How I met my mother on the tireless streets of New York

Posted on 6 May 2015

Our columnist, Darrel Bristow-Bovey, has a sobering moment on the tireless streets of New York.

 

Photo by Genaro Bardy.

Photo by Genaro Bardy.

When my father died he had never been out of the country, and it occurred to me only very recently that my mother hadn’t either.

When I was young I was as poor as they were so I never went anywhere, but once my circumstances changed I seized every possibility. I felt as though I wasn’t only travelling for myself, I was out there for my mom and dad as well, I was seeing northern fields and southern ice and smelling the broken sea winds of the East as much on their behalf as mine. My mother was always interested to hear where I’d been but she never showed much interest in the idea of travelling herself, and I thought that was just her personality until I remembered that in the days when I had no prospect of going anywhere, I would shrug and act uninterested in travel, and maybe she was doing the same thing.
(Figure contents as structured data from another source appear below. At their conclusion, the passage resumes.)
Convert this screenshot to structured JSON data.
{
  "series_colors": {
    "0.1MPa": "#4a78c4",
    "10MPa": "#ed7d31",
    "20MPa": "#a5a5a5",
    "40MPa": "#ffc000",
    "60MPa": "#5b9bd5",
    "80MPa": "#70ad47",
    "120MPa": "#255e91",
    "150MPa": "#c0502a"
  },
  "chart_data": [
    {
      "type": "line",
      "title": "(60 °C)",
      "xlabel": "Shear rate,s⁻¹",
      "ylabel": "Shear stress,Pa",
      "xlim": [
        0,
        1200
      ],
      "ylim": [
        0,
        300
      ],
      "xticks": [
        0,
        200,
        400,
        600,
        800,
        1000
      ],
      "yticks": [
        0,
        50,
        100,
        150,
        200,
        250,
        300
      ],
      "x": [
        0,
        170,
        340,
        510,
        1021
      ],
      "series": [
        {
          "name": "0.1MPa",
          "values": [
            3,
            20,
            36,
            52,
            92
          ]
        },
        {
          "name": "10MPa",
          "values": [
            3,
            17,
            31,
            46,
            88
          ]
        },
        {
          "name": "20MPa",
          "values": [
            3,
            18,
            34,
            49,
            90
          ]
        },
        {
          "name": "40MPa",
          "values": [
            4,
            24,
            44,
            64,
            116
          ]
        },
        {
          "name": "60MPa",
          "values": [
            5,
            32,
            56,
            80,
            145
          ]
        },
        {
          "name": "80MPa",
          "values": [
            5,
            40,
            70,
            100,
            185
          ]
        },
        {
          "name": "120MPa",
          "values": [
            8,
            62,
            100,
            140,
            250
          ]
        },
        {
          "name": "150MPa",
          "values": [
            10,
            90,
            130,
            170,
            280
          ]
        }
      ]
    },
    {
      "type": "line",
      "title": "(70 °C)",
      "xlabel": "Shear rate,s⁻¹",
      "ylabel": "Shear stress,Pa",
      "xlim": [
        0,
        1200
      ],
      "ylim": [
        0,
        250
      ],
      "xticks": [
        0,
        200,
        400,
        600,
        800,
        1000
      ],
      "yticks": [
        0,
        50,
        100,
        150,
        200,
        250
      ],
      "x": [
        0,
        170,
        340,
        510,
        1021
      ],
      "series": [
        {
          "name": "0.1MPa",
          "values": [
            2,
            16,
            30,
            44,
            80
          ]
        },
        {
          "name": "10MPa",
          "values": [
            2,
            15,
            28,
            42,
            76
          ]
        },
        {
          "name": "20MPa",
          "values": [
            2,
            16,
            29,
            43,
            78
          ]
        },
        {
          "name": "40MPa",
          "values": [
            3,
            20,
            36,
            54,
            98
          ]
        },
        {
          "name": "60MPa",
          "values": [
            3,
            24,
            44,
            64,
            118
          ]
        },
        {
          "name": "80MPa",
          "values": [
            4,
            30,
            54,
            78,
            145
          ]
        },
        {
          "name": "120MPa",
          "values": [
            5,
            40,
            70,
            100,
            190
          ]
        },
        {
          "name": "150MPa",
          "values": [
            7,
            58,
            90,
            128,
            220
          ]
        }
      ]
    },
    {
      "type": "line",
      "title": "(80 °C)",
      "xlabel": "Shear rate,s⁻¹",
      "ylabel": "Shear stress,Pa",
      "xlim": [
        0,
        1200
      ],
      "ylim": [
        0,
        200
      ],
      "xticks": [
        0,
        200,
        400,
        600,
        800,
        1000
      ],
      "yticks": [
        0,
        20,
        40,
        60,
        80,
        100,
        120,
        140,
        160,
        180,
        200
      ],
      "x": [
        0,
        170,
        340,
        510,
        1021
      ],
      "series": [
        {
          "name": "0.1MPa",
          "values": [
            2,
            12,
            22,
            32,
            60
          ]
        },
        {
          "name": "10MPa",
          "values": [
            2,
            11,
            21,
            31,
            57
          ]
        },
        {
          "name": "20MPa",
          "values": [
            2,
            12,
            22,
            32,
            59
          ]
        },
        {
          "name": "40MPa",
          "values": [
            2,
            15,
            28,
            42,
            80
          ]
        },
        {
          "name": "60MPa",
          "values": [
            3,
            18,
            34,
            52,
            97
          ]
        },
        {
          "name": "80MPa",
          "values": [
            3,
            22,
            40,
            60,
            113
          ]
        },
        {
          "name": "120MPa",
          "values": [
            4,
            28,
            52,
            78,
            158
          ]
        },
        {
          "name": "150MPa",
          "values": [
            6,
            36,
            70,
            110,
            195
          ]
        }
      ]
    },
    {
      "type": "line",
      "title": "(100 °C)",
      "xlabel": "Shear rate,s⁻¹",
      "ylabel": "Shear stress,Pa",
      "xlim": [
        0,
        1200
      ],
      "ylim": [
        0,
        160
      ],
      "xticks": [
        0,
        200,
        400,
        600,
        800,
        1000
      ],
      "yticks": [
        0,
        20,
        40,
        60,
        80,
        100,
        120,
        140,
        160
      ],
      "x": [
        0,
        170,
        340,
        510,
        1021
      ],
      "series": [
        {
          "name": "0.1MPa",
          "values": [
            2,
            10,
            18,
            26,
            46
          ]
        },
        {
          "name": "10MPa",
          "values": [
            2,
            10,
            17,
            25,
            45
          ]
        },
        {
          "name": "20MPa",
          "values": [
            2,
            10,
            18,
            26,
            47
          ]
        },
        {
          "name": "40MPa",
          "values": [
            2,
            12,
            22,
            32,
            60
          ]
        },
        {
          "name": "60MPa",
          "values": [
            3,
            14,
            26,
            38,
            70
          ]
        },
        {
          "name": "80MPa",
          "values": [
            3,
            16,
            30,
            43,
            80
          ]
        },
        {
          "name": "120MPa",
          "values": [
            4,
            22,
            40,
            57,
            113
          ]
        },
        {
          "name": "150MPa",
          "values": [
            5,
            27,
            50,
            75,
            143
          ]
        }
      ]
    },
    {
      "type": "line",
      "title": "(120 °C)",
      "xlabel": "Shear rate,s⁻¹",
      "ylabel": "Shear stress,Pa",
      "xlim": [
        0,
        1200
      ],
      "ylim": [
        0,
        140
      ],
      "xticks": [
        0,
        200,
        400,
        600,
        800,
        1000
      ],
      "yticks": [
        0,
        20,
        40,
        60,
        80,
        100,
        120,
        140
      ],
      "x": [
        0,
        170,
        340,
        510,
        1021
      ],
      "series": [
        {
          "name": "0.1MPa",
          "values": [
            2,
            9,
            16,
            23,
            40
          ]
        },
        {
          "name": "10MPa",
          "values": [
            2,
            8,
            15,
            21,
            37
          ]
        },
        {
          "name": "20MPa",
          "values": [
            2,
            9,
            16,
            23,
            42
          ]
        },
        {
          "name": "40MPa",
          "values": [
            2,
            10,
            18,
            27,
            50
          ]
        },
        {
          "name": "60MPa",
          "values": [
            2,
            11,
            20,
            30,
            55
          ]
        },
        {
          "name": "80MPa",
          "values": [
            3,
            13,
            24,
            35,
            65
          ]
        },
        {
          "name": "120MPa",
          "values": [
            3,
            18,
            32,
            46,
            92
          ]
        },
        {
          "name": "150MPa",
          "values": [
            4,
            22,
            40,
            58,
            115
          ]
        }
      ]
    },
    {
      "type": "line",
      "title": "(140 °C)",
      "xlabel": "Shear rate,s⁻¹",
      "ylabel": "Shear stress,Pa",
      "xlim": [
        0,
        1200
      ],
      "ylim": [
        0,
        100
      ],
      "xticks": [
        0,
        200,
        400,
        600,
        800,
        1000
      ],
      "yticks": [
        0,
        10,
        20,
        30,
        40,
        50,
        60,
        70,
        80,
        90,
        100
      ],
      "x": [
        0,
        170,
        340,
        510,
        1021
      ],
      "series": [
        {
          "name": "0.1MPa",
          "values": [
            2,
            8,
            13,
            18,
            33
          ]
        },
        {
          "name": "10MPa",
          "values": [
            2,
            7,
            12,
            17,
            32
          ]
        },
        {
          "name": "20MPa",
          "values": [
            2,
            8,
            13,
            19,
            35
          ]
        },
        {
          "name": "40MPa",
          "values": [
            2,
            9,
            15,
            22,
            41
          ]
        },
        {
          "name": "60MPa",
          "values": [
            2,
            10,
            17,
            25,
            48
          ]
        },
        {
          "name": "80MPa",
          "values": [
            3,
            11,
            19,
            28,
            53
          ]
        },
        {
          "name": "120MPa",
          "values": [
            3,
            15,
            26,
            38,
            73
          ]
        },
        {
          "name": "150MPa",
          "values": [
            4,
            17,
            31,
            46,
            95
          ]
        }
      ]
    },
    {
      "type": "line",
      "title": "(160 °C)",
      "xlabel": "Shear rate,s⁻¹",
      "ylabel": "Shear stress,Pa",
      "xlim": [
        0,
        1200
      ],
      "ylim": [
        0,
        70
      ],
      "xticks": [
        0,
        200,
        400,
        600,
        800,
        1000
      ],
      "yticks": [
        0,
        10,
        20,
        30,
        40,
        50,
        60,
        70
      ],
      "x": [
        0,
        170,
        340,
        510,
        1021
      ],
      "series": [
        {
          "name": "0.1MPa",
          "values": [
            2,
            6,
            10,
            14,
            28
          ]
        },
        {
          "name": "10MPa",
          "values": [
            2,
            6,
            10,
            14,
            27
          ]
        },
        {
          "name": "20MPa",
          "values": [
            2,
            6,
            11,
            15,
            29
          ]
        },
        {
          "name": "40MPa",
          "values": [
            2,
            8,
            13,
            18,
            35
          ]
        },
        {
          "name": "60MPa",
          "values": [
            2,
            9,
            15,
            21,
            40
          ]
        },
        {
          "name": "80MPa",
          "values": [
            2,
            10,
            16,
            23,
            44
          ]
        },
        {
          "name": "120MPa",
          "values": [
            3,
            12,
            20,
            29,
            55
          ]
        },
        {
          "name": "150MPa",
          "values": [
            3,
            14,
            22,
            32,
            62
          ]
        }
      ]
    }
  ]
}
And so at the end of last year my mother went overseas for the first time, and we came in low over the marshy maze of Jamaica Bay and landed in an icy, electric New York City. Before we’d left, people had told me, ‘You’re a good son for doing this’, and I’d waved them off and muttered modestly but secretly I’d thought, ‘Yes I am’, and now here we were with the bright blades of the Chrysler Building and the Empire State and the raindrops making blurred diamonds on the windscreen of the cab as we came into Manhattan across the Queensboro Bridge. I looked at my mom to see if she was impressed with her first sight of the city, but she was fiddling with her phone, trying to send a text to my sister.

 

‘The best way to get to know a new city,’ I said with authority, ‘is to walk!’

The next morning we walked across Second Avenue and had breakfast in the Murray Hill Diner where an old Russian waitress with bleached yellow hair dropped menus on our table. ‘It’s like in the movies,’ my mom said. ‘Look, when people come in, they take off their coats and hang them on the hook.’

I arranged my face into a patronising smile, even though that’s exactly what I was thinking myself.

After breakfast I took charge. ‘The best way to get to know a new city,’ I said with authority, ‘is to walk!’

We were staying beside the East River in Midtown so we walked up to the Empire State and then down Seventh Avenue towards Central Park. I pointed out Macy’s and the Algonquin and Radio City Music Hall. We walked into the park to see the ice rink, then to the Met, and then afterwards I suggested we weave our way back up to Midtown along Park and Lexington and Madison. She must have been tired by now but she didn’t complain. I should have checked how she was feeling, but I was too busy being the big man and the knowledgeable traveller. We bought a pizza slice and stopped for a beer and she was grateful to sit, but then I led us back out into the bright cold afternoon. I tutted and tsked as her pace dropped and thought how much more I could do if I was on my own. She never complained. We were crossing 33rd Street and she was lagging so I waited impatiently on the far sidewalk and while I was looking up at the cold blue sky I heard her fall.

She was tired and her feet were dragging and there was a pothole in the tarmac. I have never seen my mother fall before. I’ve never seen her lying helpless on the ground.

I had brought her across the world and walked her to exhaustion in order to feel like a good son, but in that moment, maybe for the first time in my life, I saw her clearly: I saw a 74-year-old woman who loves me and doesn’t want to disappoint me, an old woman who came on a 20-hour flight not to see New York, but to spend time with her son.

I haven’t cried in front of my mother since I was 14, and I didn’t cry then, but as I helped her to her feet she said, in an embarrassed voice, as though she had let me down, as though she could ever let me down, ‘I’m sorry.’

Then I did cry.

 

Big Apple bites

A few wholly unimportant facts

  1. In some areas of New York the tap water contains tiny crustaceans called copepods which are invisible to the naked eye.
  2. The City of New York has measures in place to give homeless people an opportunity to go home, and to cut down on footing the bill for expensive city shelters. The homeless are bought a one-way plane, train or bus ticket provided that they have guaranteed accommodation.
  3. The eyeballs of 20th-century genius Albert Einstein are stored in a safety deposit box in the City.

 
This article first appeared in the May 2015 issue of Getaway magazine.